Now that Hospira’s in the bag, Pfizer execs have less of an appetite for M&A in their Established Products unit. That $16 billion deal gives Pfizer added heft in injectable generics, not to mention a solid biosimilars pipeline.
But on the innovative side of the business, it’s a different story, CEO Ian Read said last week. With Pfizer set to decide by the end of 2016 whether to split up–a prospect much discussed during the second-quarter earnings call–that just makes sense.
When it comes to dealmaking, “I have a bias on our portfolio, if valuations are equal and opportunities are equal; I’d prefer to do a BD deal that strengthens our Innovative business as I think we’ve done quite a bit to strengthen the Established business,” Read said during the call.
Making both sides of Pfizer as attractive as possible would be key to a split, because Pfizer would have to see a payoff for shareholders in making two companies from one.

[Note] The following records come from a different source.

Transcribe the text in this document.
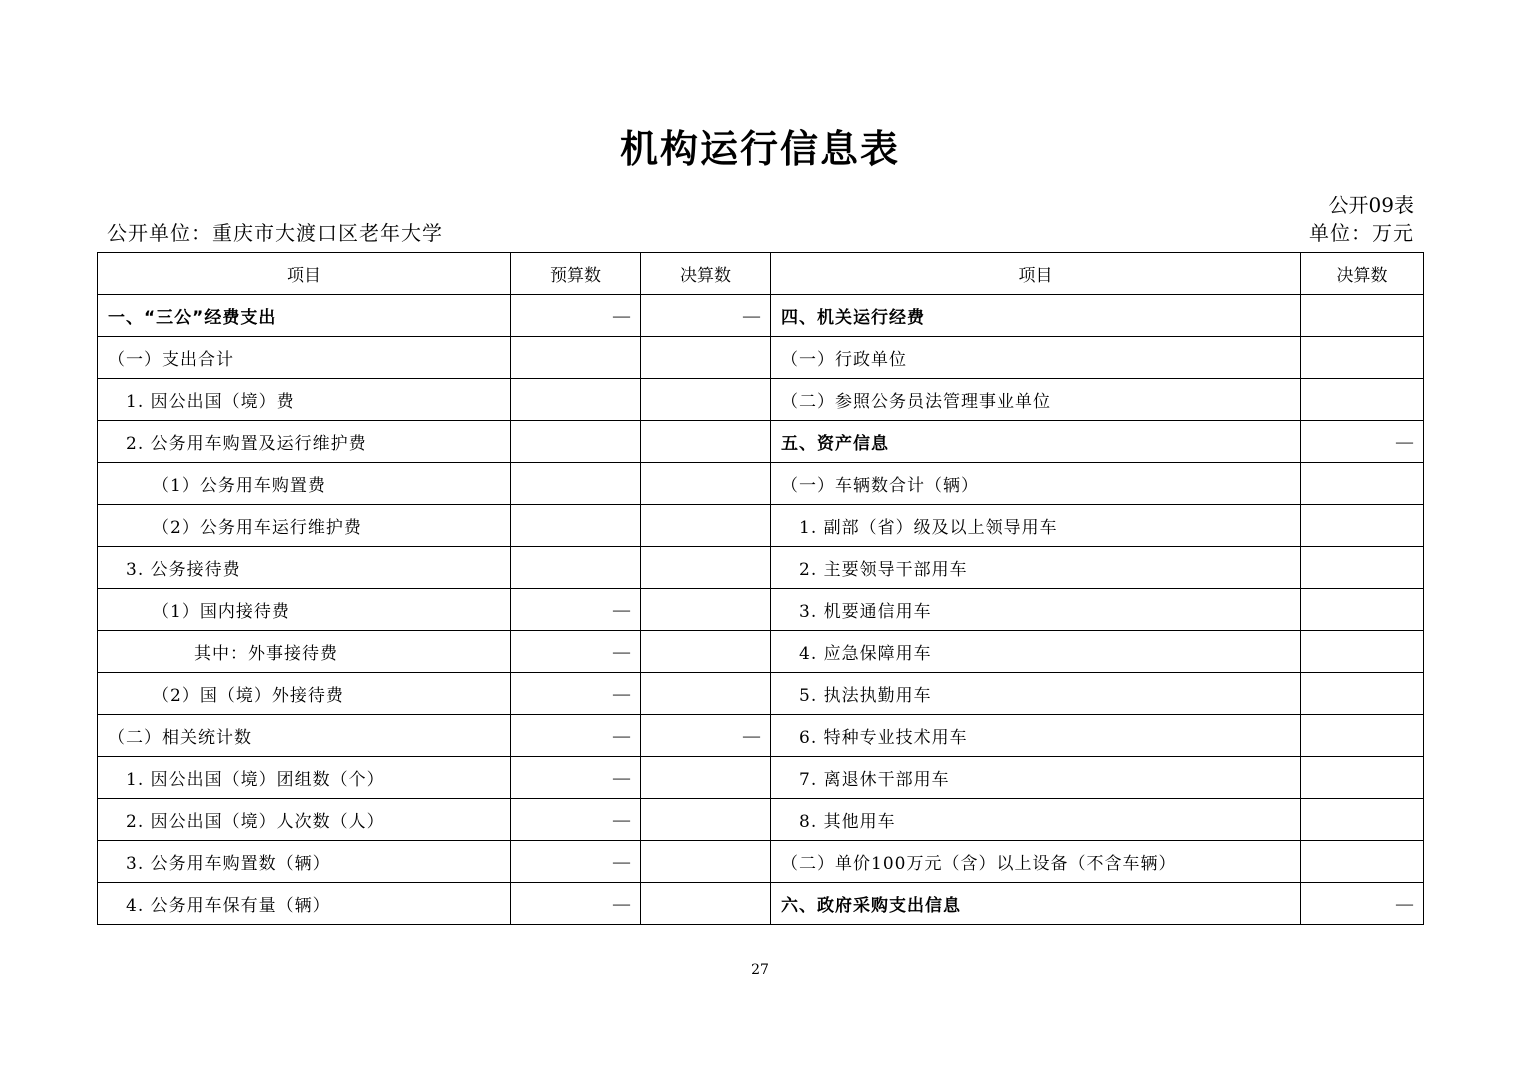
机构运行信息表
公开09表
公开单位：重庆市大渡口区老年大学	单位：万元
项目	预算数	决算数	项目	决算数
一、“三公”经费支出	—	—	四、机关运行经费	
（一）支出合计			（一）行政单位	
1. 因公出国（境）费			（二）参照公务员法管理事业单位	
2. 公务用车购置及运行维护费			五、资产信息	—
（1）公务用车购置费			（一）车辆数合计（辆）	
（2）公务用车运行维护费			1. 副部（省）级及以上领导用车	
3. 公务接待费			2. 主要领导干部用车	
（1）国内接待费	—		3. 机要通信用车	
其中：外事接待费	—		4. 应急保障用车	
（2）国（境）外接待费	—		5. 执法执勤用车	
（二）相关统计数	—	—	6. 特种专业技术用车	
1. 因公出国（境）团组数（个）	—		7. 离退休干部用车	
2. 因公出国（境）人次数（人）	—		8. 其他用车	
3. 公务用车购置数（辆）	—		（二）单价100万元（含）以上设备（不含车辆）	
4. 公务用车保有量（辆）	—		六、政府采购支出信息	—
27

When Pfizer internally divided its operations into three different units–with the established products business as one of them–observers predicted that it would be the unit first to find its own feet. Now, it looks as if Pfizer might split in two rather than three, and the Hospira deal did do its part to beef up the established products business to that end. And Pfizer has spent $300 million on the mechanics of a potential breakup, CFO Frank D’Amelio said during the call–showing how serious it is about the idea. Of that amount, Pfizer has shelled out $164 million so far this year, on tax planning, systems changes, regulatory work and so on, D’Amelio said.
“It’s a massive amount of work,” the CFO told analysts. “This is a company that’s been restructuring for a decade … and now you want to do something where you’re taking a major piece of the company and you’re going to carve it out, in a sense undo much of the work you’ve done previously. It requires a lot of effort. It costs a bunch of money.”
Predictably, many analysts are sighting out potential purchases for Pfizer, several of which stem from its failed attempt to buy AstraZeneca last year. That foray shows Pfizer is still up for a megadeal after its long history of big mergers, the thinking goes. So, Pfizer could (or should) be looking at companies such as GlaxoSmithKline, the recent subject of quite a few M&A rumors. Or Allergan, which just agreed to sell its generics business to Teva Pharmaceutical Industries, a deal that would make it a brand-focused opportunity for Pfizer to add to the innovative side of its business.
Then again, there’s AstraZeneca itself, which may have made some progress since it fought off Read’s suit last year–but appears to be lacking when measured against its lofty goal of $45 billion in revenue by 2023. Leerink Partners analyst Seamus Fernandez, for one, invoked a Pfizer bid redux in a recent note to AZ investors, essentially as an alternative if the company doesn’t do something big–“large accretive M&A” or “a substantial restructuring of the business,” for instance.
“Without more decisive action, we see a chance that AstraZeneca prior suitor, Pfizer, re-emerges,” Fernandez wrote, a prospect he called “unlikely but not unfathomable.”